Dieser Erkenntnis- und Realitätsfortschritt ist nun ernsthaft in Gefahr. Das alte Schema „alt gleich krank“ wird in COVID-19 Zeit wieder hervorgeholt, alle Alten werden zur Hochrisikogruppe ernannt, und sie werden aufgefordert, sich zurückzuziehen und die anderen machen zu lassen. Es lebe die soziale Distanz! Fehlt nur noch, dass der Staat, dessen Führung behauptet, Geld spiele bei der Bekämpfung der Pandemie keine Rolle, für freiwilligen Rückzug eine Prämie auslobt. Bei null Direktkontakten gibt es die Höchstsumme.
Was notwendig wäre, ist nicht vorhanden, leider noch nicht: Um Pauschalierungen wie “Alle Alten sind ein Risiko und gehören eingesperrt” zu vermeiden, bedarf es individueller Risikoeinschätzungen durch medizinisches Fachpersonal. Das Ergebnis müsste man in Form eines digitalen Gesundheitspasses bei sich haben. Sofort würde deutlich werden: Zuordnungen nach chronologischem Alter sind medizinisch falsch und gesellschaftlich ein Übel. Bekommt das Gesundheitssystem es hin, medizinisches Fachpersonal rasch und entsprechend auszubilden? Digitalisierung jedenfalls hat allenthalben – man denke an die vielen Homeoffice Plätze – durch die Pandemie einen neuen Schub erfahren. Warum sollte es nicht möglich sein, für diejenigen, die das wollen, endlich eine digitale Akte herzustellen, aus der im Falle des Falles auch schon der Notarzt sich informieren kann und den Patientinnen und Patienten nicht aus Unwissenheit falsch behandelt?
Mit jenen, die ein hohes Risiko bei Ansteckung tragen, sollte über deren (Nicht-)Behandlungswunsch professionell gesprochen werden. Nicht alle wollen ans Beatmungsgerät. Um nicht missverstanden zu werden: Alles ohne Anordnung, alles auf freiwilliger Basis.
Und dann gibt es ja noch alle jene, die schon jetzt und auf absehbare Zeit eingesperrt sind. Hier schlägt – man kann sagen: mal wieder – die Stunde der Zivilgesellschaft. Wenn endlich der Test zur Überprüfung vorliegt, ob – vielleicht unbemerkt – schon Immunität erreicht wurde, dann sind diese Menschen, wiederum auf freiwilliger Basis, hochgeeignet, um den Seelenschaden der Pandemie zu lindern: Besuche in Altersheimen und Krankenhäusern und bei einsamen Nachbarn. Auch dies muss vorbereitet und staatlich unterstützt werden.

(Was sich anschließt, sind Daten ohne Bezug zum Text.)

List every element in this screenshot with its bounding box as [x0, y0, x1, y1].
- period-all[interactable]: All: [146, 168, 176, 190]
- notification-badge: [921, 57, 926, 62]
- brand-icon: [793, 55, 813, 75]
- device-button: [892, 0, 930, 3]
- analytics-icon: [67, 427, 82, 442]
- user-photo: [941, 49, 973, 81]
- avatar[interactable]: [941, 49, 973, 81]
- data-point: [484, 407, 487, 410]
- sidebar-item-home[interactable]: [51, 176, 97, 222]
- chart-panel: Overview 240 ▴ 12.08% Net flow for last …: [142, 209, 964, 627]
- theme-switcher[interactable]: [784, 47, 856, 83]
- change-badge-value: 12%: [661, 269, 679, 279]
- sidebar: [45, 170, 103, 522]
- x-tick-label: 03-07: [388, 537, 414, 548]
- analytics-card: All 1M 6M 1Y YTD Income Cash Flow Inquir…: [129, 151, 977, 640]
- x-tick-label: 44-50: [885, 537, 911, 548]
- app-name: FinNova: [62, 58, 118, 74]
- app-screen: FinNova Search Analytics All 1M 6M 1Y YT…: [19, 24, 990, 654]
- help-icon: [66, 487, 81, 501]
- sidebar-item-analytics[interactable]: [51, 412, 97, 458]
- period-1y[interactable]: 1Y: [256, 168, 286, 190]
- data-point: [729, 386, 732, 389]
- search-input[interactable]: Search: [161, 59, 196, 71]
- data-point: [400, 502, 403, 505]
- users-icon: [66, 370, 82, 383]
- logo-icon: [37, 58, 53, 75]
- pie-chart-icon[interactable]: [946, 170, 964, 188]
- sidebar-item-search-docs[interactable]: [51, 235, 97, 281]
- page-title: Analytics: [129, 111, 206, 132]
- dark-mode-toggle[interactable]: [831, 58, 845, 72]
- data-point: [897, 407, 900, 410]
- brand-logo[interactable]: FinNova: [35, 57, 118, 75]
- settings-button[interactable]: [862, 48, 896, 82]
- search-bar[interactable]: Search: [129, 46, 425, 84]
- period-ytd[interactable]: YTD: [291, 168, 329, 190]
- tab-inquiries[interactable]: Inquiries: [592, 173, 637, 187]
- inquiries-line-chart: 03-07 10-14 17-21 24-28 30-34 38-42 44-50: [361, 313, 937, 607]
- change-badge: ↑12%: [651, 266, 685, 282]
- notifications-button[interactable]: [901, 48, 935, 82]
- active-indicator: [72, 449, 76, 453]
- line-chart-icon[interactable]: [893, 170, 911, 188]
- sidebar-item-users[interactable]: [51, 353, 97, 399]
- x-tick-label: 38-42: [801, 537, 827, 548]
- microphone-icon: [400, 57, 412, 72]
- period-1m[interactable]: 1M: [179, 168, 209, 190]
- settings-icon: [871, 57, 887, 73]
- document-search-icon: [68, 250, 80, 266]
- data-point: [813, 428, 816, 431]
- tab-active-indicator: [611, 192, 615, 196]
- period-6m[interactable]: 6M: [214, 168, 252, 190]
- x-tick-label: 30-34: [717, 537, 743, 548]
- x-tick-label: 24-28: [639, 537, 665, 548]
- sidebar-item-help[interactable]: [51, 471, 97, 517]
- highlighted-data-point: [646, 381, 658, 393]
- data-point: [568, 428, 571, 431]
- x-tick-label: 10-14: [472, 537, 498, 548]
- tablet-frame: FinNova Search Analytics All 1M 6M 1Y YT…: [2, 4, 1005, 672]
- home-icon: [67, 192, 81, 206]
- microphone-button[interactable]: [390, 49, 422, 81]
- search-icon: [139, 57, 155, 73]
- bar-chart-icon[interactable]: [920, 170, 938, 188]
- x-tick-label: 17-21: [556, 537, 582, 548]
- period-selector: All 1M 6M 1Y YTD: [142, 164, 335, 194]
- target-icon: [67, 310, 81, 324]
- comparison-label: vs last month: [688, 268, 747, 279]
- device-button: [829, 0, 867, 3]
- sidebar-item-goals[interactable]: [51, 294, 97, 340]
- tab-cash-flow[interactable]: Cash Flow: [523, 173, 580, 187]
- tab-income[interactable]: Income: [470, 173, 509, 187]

Ob es je eine Rückkehr in die vorherige Normalität gibt, kann uns niemand sagen. Die einen Expertinnen und Experten behaupten, die Pandemie markiere einen tiefen Einschnitt in der neueren Menschheitsgeschichte, andere lassen uns wissen, das Wahrscheinlichste sei das Wiederaufleben des Gewohnten. Die zweite Position spiegelt die individuelle Sicht, die erste die politisch-ökonomische.
Im jetzigen Kampf gegen die Pandemie geht es aber darum, die Kluft zwischen Alt und Jung durch aktivierte Vorurteile nicht aufzureißen, sondern im Gegenteil alle jene Älteren, die sich dazu in der Lage fühlen, zu ermuntern, sich am solidarischen Bemühen gegen das Abhängen ganzer Gruppen der Gesellschaft zu beteiligen. Die Älteren, die nicht in die Hilflosigkeit gedrängt, sondern zum Helfen ermuntert werden, wirken nicht nur seelen- und resilienzstärkend für Andere, sondern auch für sich.